Imagine you’ve just been released from the hospital.  You need appointments for several specialists, meals delivered, and transportation.  Now there’s an app for that, so to speak.  “While apps are cool, they’re just the tip of the iceberg when it comes to what’s available in the health care system,” says Todd Park, Chief Technology Officer for the US Department of Health and Human Services.

Thanks to reams of data made available by HHS, one private company has created a computer program that allows a nurse to easily access resources and meet patient needs with one phone call.  “This patient who probably wasn’t in the mood to flip icons around on her iPad was actually getting help — data powered help through an incredibly effective, time-tested user-interface which is called talking to another human being.”

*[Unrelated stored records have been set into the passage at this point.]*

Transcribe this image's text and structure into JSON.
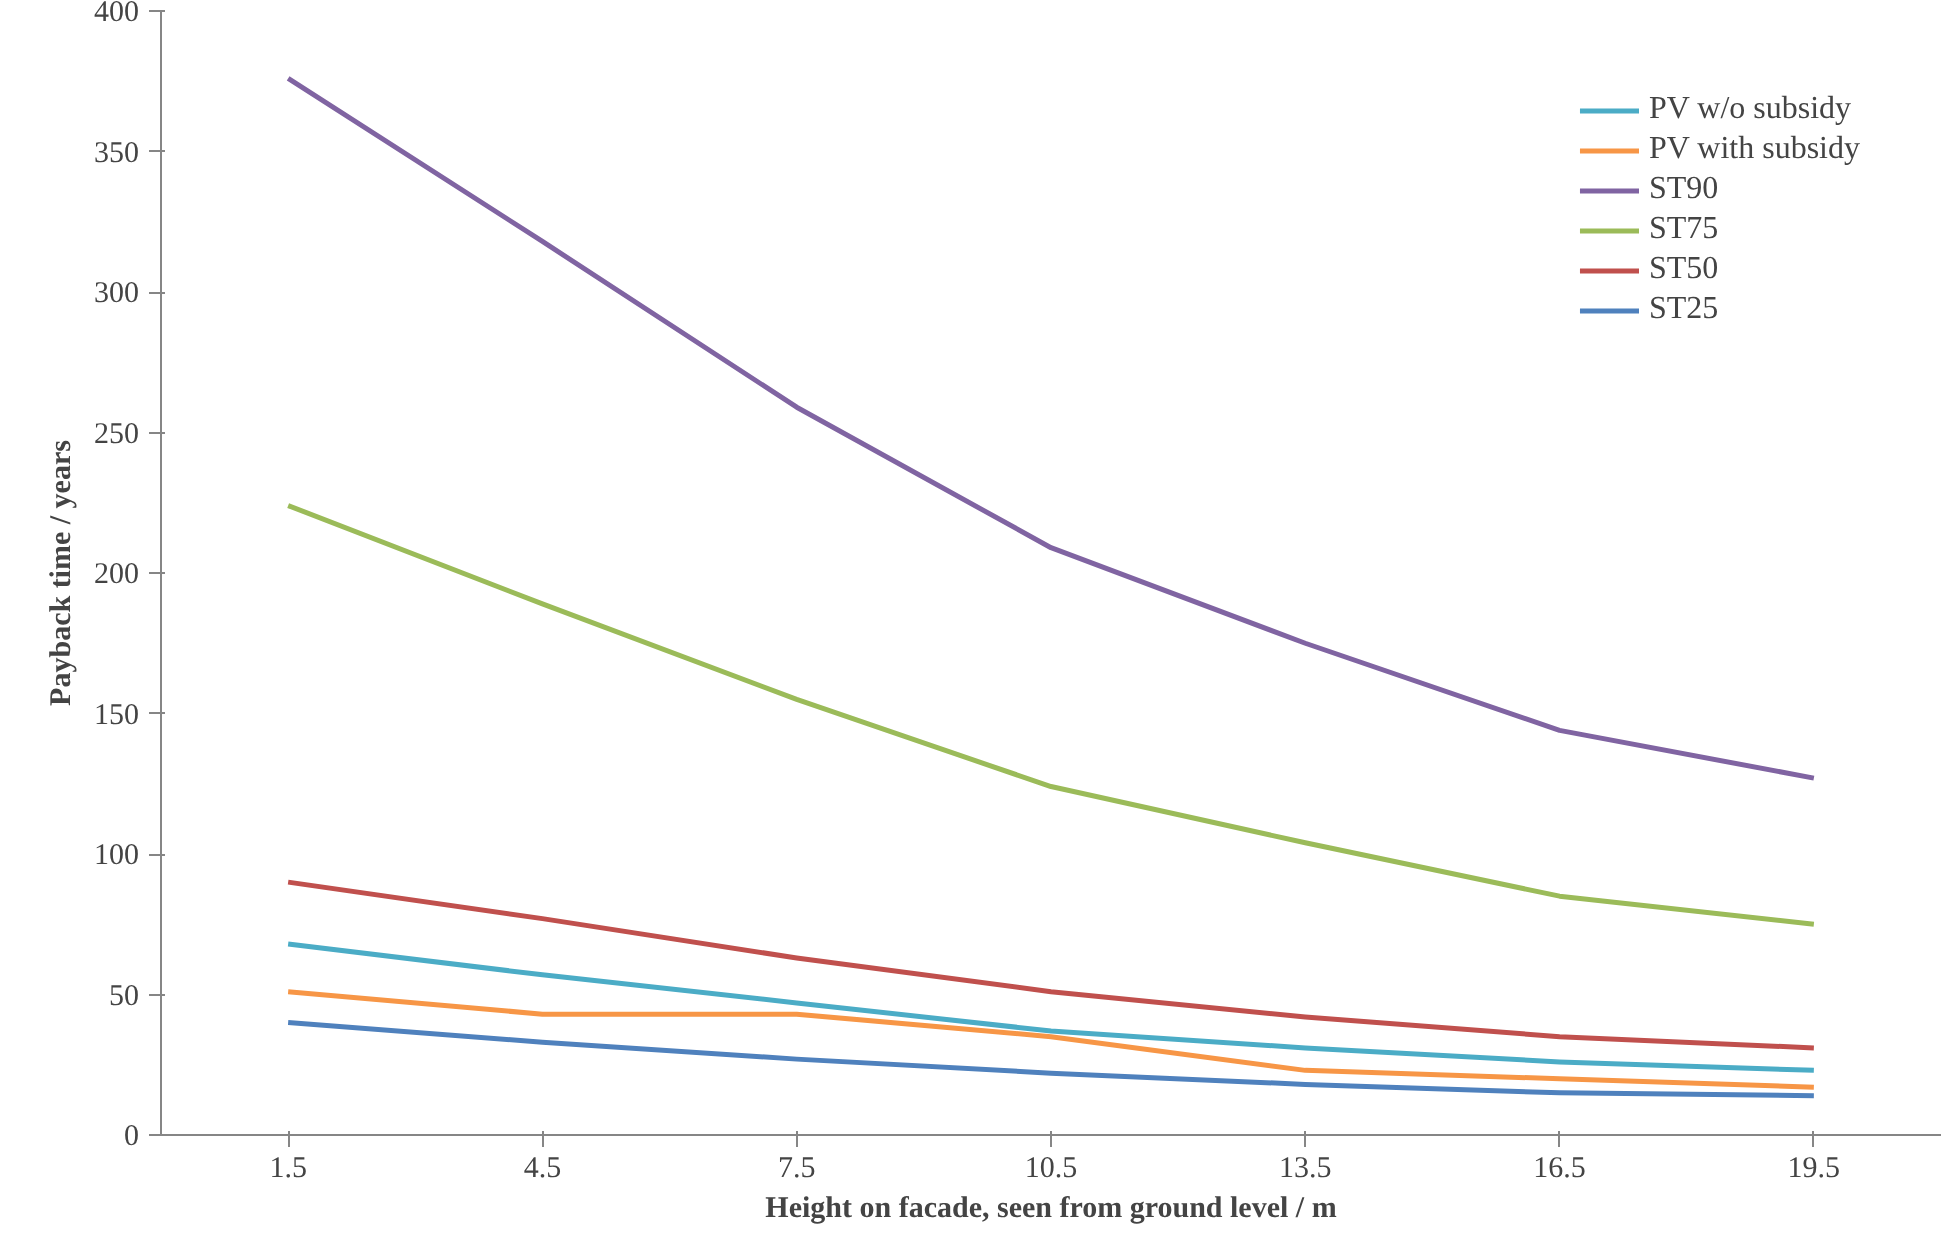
{
  "chart_data": {
    "type": "line",
    "xlabel": "Height on facade, seen from ground level / m",
    "ylabel": "Payback time / years",
    "categories": [
      "1.5",
      "4.5",
      "7.5",
      "10.5",
      "13.5",
      "16.5",
      "19.5"
    ],
    "series": [
      {
        "name": "PV w/o subsidy",
        "color": "#4bacc6",
        "values": [
          68,
          57,
          47,
          37,
          31,
          26,
          23
        ]
      },
      {
        "name": "PV with subsidy",
        "color": "#f79646",
        "values": [
          51,
          43,
          43,
          35,
          23,
          20,
          17
        ]
      },
      {
        "name": "ST90",
        "color": "#8064a2",
        "values": [
          376,
          318,
          259,
          209,
          175,
          144,
          127
        ]
      },
      {
        "name": "ST75",
        "color": "#9bbb59",
        "values": [
          224,
          189,
          155,
          124,
          104,
          85,
          75
        ]
      },
      {
        "name": "ST50",
        "color": "#c0504d",
        "values": [
          90,
          77,
          63,
          51,
          42,
          35,
          31
        ]
      },
      {
        "name": "ST25",
        "color": "#4f81bd",
        "values": [
          40,
          33,
          27,
          22,
          18,
          15,
          14
        ]
      }
    ],
    "ylim": [
      0,
      400
    ],
    "yticks": [
      0,
      50,
      100,
      150,
      200,
      250,
      300,
      350,
      400
    ],
    "grid": false,
    "legend": "top right",
    "marker": "none",
    "line_style": "solid"
  }
}
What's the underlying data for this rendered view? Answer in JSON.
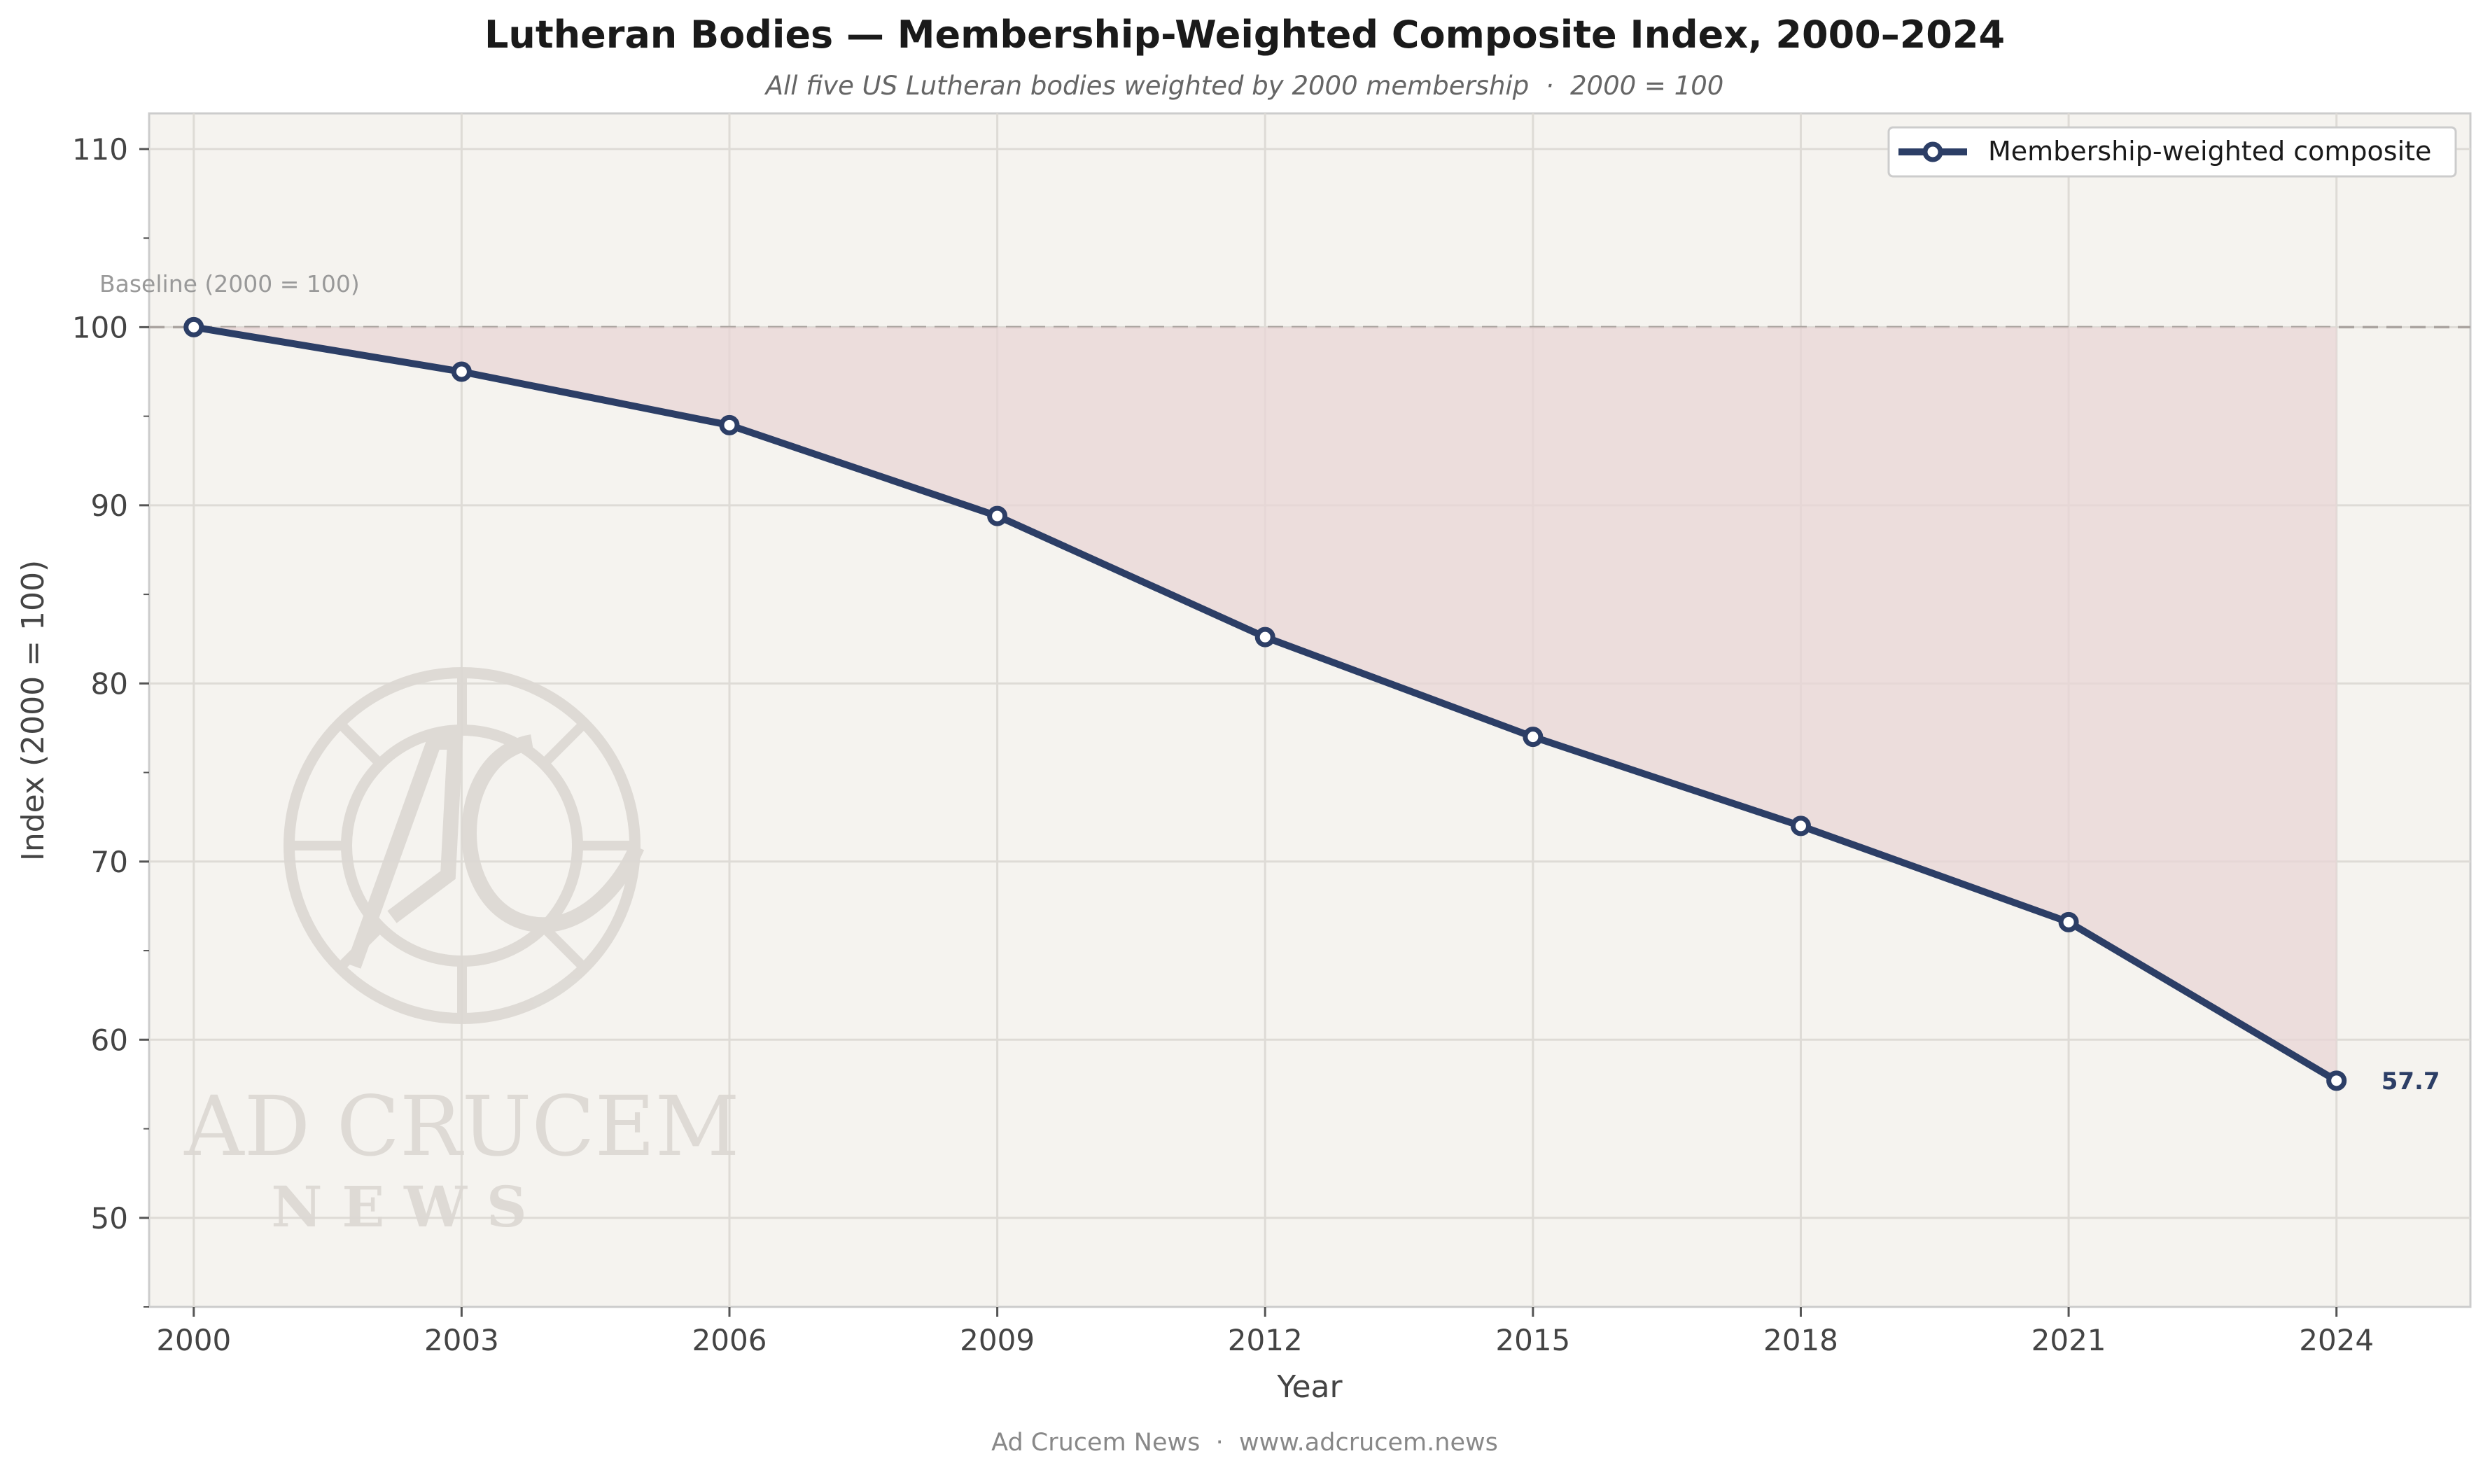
{
  "chart_data": {
    "type": "line",
    "title": "Lutheran Bodies — Membership-Weighted Composite Index, 2000–2024",
    "subtitle": "All five US Lutheran bodies weighted by 2000 membership  ·  2000 = 100",
    "xlabel": "Year",
    "ylabel": "Index (2000 = 100)",
    "x": [
      2000,
      2003,
      2006,
      2009,
      2012,
      2015,
      2018,
      2021,
      2024
    ],
    "xticks": [
      "2000",
      "2003",
      "2006",
      "2009",
      "2012",
      "2015",
      "2018",
      "2021",
      "2024"
    ],
    "xlim": [
      1999.5,
      2025.5
    ],
    "ylim": [
      45,
      112
    ],
    "yticks": [
      50,
      60,
      70,
      80,
      90,
      100,
      110
    ],
    "grid": true,
    "legend_position": "top-right",
    "series": [
      {
        "name": "Membership-weighted composite",
        "values": [
          100,
          97.5,
          94.5,
          89.4,
          82.6,
          77.0,
          72.0,
          66.6,
          57.7
        ],
        "color": "#2c3e66"
      }
    ],
    "baseline": {
      "value": 100,
      "label": "Baseline (2000 = 100)"
    },
    "end_label": "57.7",
    "fill_color": "#e8d5d5",
    "plot_background": "#f5f3ef"
  },
  "watermark": {
    "line1": "AD CRUCEM",
    "line2": "N E W S"
  },
  "footer": "Ad Crucem News  ·  www.adcrucem.news"
}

Park says that’s just one of many examples of how private innovators are using public information to help consumers, health care professionals, employers and policy makers.  “What we’re seeing is just an absolute explosion in the breadth and depth of innovations that entrepreneurs across the country are building and deploying to benefit the public powered in part by our free and open data.”  He says it ranges from computer-generated maps that show city officials “food deserts”, or places where residents lack access to fresh foods, to programs that help consumers compare health care facilities.

Park will be in St. Louis this Friday for the Missouri Health Data Summit, sponsored by the Missouri Foundation for Health, the Health Care Foundation of Greater Kansas City and the Midwest Health Initiative.